See current support for protecting  the living seafloor here

Coral gardens, sponge beds, and rocky reefs are called Essential Fish Habitat because they provide areas for shelter, feeding, and breeding that are essential to the survival of important fish species. Explore the ocean’s living seafloor in this digital tour. The tour showcases some of the most colorful and intriguing ocean life that lives on the bottom of the ocean floor, providing habitat for larger marine species, and highlights the need to protect these areas from bottom trawling.





Parallel to the ongoing discovery of new corals and sponges, there is a strong scientific understanding of the negative impacts fishing gears can impose on the living seafloor. Bottom trawls are large, weighted fishing nets that drag along the ocean floor to catch commercially important fish and shrimp species, and in doing so can rip up creatures and structures in their path, making this type of fishing gear the most damaging to seafloor habitats off the U.S. West Coast. Some sponge and coral species grow to be hundreds or even thousands of years old, and when ripped up or crushed by heavy trawls these corals and sponges may not recover for centuries, if at all. Bottom trawl fishing gear reduces habitat complexity, species diversity and productivity.

In 2005, federal fishery managers adopted the Oceana Approach to protecting seafloor habitats off the U.S. West Coast. This approach freezes the footprint of bottom trawling by preventing the expansion of this fishing gear into deeper waters outside of currently trawled areas, and closes hotspots within the footprint to protect living seafloor habitat like corals and sponges. The landmark 2005 decision protected over 135,000 square miles of sensitive habitats along the U.S. West Coast, including  underwater canyons, seamounts, rocky reefs, and habitats containing coral gardens  and sponge beds. This approach was estimated by NOAA Fisheries to have a minimal economic impact on the fishery.

The Pacific Fishery Management Council (PFMC) and NOAA Fisheries are required to review and update Essential Fish Habitat regulations every five years.  The PFMC has begun that review process, and the new coral and sponge findings from Oceana’s at-sea expeditions, in addition to other new scientific data, are now being considered for additional protections. In response to a request for proposals issued by the PFMC, Oceana, and our conservation partners, submitted a comprehensive conservation proposal to modify existing conservation areas off the U.S. West Coast and to identify and protect new areas.

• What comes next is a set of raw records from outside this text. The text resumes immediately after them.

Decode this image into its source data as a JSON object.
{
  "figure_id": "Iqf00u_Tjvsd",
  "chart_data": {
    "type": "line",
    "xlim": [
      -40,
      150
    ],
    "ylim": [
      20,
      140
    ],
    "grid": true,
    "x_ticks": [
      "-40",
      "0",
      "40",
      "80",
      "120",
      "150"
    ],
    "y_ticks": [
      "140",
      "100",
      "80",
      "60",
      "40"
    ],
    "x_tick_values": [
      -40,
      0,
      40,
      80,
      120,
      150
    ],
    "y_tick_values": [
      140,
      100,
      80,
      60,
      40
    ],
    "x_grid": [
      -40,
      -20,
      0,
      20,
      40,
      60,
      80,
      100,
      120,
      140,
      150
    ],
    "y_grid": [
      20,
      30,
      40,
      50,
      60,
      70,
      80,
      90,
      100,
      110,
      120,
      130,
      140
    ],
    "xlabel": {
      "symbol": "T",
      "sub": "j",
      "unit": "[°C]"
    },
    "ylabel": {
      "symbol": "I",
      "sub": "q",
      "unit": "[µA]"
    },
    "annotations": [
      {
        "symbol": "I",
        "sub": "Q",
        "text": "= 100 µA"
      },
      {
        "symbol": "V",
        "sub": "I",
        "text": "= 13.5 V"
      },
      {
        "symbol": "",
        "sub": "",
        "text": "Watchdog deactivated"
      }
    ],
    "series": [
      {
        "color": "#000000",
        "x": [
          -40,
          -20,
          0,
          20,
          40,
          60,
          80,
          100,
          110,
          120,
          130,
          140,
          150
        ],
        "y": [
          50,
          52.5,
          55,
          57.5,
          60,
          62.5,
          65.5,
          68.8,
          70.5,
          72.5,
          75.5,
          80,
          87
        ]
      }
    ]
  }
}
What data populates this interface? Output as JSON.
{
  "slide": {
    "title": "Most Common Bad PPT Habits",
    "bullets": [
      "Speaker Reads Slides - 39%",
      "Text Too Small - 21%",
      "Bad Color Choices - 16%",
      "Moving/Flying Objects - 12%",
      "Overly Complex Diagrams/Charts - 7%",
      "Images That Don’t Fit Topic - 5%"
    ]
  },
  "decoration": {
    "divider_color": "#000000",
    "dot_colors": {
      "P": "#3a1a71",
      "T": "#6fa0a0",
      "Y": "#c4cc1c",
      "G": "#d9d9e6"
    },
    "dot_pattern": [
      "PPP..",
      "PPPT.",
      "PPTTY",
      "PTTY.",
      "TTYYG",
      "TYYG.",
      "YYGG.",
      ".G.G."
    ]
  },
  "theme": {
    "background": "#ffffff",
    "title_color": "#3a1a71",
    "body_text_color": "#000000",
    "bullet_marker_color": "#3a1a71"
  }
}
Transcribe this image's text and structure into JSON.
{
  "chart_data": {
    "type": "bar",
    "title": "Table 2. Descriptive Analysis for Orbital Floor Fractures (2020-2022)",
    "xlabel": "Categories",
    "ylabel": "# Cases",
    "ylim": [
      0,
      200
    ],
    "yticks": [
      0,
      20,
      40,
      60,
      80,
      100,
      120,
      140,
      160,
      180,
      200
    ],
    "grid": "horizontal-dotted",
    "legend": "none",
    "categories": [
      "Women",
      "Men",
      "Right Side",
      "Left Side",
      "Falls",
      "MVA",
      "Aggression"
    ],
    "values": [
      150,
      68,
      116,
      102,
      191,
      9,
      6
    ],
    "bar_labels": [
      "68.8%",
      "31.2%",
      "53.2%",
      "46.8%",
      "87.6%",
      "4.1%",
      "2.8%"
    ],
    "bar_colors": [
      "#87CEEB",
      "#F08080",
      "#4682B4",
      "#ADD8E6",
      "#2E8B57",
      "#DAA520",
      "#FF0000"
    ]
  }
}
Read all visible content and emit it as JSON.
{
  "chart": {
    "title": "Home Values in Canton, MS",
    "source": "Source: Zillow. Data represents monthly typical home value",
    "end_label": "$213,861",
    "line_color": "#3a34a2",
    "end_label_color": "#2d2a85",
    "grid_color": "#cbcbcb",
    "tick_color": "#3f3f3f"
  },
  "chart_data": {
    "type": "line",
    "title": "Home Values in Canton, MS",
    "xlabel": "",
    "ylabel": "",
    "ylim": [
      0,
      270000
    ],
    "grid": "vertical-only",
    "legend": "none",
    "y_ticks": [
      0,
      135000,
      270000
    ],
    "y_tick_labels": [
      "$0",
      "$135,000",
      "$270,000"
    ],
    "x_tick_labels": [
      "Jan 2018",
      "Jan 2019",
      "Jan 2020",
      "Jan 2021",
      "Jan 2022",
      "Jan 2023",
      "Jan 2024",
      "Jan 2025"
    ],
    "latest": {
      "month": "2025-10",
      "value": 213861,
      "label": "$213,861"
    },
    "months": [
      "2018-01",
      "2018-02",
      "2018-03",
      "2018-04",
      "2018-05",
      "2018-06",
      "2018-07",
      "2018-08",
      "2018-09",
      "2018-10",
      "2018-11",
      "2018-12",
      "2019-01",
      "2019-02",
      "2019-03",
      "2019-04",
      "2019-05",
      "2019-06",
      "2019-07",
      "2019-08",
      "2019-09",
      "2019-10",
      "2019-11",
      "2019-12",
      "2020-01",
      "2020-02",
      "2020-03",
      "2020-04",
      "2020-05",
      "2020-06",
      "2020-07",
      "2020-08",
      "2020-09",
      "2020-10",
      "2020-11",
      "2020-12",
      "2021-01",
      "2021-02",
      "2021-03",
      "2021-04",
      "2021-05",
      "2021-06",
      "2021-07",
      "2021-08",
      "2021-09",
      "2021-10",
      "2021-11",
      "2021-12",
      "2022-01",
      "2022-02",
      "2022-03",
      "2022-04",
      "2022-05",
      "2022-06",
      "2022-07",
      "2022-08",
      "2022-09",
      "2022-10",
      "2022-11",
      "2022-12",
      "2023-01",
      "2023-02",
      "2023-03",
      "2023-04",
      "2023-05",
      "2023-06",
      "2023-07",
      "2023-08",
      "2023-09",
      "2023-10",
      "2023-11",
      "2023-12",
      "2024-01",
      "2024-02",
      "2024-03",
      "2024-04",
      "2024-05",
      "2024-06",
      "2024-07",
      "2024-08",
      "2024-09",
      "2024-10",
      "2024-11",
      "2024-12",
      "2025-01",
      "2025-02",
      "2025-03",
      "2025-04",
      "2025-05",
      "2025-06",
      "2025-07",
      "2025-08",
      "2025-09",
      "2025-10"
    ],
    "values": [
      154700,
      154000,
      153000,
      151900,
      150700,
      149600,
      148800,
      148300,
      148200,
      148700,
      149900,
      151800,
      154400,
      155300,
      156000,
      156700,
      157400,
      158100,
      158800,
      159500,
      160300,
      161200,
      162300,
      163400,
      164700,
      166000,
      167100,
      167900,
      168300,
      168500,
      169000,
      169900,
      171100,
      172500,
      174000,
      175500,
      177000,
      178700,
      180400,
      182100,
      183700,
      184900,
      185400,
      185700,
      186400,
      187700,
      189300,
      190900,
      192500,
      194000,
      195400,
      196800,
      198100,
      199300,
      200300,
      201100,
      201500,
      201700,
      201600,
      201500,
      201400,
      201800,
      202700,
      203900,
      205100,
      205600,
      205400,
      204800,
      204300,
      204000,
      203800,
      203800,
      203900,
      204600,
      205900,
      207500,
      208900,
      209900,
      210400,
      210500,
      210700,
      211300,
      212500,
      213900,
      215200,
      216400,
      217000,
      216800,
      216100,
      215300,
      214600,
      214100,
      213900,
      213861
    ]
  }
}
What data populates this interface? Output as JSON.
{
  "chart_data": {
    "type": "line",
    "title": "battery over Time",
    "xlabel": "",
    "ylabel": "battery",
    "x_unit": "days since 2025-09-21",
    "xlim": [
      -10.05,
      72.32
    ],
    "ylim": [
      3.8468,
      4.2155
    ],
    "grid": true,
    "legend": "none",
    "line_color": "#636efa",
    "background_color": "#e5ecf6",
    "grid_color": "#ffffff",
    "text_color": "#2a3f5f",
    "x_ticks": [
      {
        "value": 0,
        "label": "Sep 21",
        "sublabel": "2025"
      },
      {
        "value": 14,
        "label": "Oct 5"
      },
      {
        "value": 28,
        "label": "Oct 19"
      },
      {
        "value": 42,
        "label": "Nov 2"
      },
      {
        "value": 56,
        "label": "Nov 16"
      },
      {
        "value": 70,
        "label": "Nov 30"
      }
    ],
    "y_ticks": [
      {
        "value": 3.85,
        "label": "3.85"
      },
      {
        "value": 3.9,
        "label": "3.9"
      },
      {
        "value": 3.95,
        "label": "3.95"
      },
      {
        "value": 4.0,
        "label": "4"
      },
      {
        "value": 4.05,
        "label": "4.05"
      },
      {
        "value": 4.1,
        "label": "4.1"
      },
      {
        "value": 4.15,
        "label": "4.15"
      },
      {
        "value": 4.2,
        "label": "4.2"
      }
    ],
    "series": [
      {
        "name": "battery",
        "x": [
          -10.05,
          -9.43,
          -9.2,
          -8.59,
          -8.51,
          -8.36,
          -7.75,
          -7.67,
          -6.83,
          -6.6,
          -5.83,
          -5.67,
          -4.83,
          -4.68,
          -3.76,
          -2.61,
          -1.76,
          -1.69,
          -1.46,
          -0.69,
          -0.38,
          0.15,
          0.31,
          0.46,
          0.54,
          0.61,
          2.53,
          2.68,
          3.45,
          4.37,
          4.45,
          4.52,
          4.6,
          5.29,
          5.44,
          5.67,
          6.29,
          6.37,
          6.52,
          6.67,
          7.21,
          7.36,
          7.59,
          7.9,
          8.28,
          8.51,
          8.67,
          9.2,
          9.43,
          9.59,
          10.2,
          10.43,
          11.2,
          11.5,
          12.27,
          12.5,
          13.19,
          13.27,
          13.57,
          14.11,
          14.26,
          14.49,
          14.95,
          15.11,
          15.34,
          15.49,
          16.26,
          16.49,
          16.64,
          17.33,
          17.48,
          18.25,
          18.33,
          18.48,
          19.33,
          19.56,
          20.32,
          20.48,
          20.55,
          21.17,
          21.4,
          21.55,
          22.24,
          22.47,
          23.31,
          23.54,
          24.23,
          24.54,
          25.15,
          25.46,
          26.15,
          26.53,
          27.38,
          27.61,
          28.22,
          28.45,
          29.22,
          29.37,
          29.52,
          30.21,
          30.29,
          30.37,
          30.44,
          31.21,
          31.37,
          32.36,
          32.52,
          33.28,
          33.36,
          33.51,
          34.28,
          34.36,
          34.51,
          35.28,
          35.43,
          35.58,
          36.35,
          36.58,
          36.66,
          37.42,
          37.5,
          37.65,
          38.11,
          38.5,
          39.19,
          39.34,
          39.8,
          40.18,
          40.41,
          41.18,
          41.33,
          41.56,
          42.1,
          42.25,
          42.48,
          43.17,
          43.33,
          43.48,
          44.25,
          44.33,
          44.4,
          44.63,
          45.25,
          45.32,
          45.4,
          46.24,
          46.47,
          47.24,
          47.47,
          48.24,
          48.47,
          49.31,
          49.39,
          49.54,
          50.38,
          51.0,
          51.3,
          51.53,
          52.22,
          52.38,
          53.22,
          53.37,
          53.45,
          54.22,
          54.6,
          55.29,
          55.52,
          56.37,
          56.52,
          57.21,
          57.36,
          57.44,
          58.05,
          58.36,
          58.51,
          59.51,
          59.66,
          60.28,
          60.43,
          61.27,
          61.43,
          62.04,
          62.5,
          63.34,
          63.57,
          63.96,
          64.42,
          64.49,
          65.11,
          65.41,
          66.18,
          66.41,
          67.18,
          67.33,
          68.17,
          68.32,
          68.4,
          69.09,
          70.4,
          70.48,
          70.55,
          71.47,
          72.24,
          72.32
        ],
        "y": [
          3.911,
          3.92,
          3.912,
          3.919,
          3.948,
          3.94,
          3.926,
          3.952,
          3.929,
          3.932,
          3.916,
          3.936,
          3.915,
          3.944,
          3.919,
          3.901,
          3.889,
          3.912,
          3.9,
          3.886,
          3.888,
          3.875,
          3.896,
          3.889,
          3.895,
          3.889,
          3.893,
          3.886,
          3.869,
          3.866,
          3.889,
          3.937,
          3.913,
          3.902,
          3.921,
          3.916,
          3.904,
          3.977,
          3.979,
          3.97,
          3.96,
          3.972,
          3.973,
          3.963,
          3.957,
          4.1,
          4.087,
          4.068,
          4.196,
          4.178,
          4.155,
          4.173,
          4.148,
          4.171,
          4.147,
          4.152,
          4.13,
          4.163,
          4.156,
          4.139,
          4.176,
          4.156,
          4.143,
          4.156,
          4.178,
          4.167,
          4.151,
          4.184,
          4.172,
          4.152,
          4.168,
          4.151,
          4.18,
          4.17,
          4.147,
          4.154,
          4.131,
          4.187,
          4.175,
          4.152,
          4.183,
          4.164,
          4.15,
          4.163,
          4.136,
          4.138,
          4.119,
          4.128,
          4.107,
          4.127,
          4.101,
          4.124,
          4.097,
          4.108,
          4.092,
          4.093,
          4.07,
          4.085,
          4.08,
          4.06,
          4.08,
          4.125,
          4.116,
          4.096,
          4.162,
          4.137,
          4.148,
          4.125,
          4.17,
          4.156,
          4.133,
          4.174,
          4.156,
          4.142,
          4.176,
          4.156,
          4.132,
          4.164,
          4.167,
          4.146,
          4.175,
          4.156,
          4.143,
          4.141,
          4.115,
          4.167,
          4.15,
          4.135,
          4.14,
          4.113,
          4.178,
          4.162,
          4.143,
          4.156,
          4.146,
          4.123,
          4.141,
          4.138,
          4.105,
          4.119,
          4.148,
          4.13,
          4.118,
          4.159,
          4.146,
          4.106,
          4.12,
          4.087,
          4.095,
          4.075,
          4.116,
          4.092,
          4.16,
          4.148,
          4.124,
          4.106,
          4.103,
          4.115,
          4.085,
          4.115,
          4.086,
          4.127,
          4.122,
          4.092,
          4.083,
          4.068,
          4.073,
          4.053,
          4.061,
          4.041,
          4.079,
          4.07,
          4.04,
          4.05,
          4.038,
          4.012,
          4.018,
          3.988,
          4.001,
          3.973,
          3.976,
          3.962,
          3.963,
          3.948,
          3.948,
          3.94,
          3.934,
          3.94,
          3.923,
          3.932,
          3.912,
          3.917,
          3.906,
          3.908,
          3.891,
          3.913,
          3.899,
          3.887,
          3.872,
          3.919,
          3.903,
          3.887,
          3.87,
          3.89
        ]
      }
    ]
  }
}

In total, Oceana’s proposal would protect an additional 61 areas off the West Coast including 20,000 square miles of key habitats on the continental shelf and slope and an additional 120,000 square miles of deep-sea habitat. At stake are special areas like ancient glass sponge reefs at Grays Canyon off the coast of Washington, the Cape Arago and Heceta Bank reef complexes off Oregon, and wildly rich and diverse coral and sponge habitats off southern California. A large area of the seafloor offshore Southern California is largely unexplored and there is no current bottom trawling there. Oceana proposes a precautionary closure to future bottom trawling in this area at least until we have an opportunity to learn more about this special place and exactly what’s at risk before it is destroyed. More information about what makes the ocean environment off Southern California so unique can be found here. Additionally, the proposal also contains small re-openings of current trawl closures in specific places off the U.S. West Coast to restore fishing opportunities in exchange for increased overall habitat protections. 

Characterized as a “breakthrough”, the proposal includes a suite of consensus changes in bottom trawl regulations for areas within the Monterey Bay National Marine Sanctuary resulting from an agreement among Oceana, other conservation groups, Sanctuary management, and the local bottom trawl fleet. This balanced proposal is the result of detailed analyses and conversations with state fishery managers, the National Marine Fisheries Service, National Marine Sanctuary staff, Tribal resource managers, fishermen, conservation organizations, and other interested parties.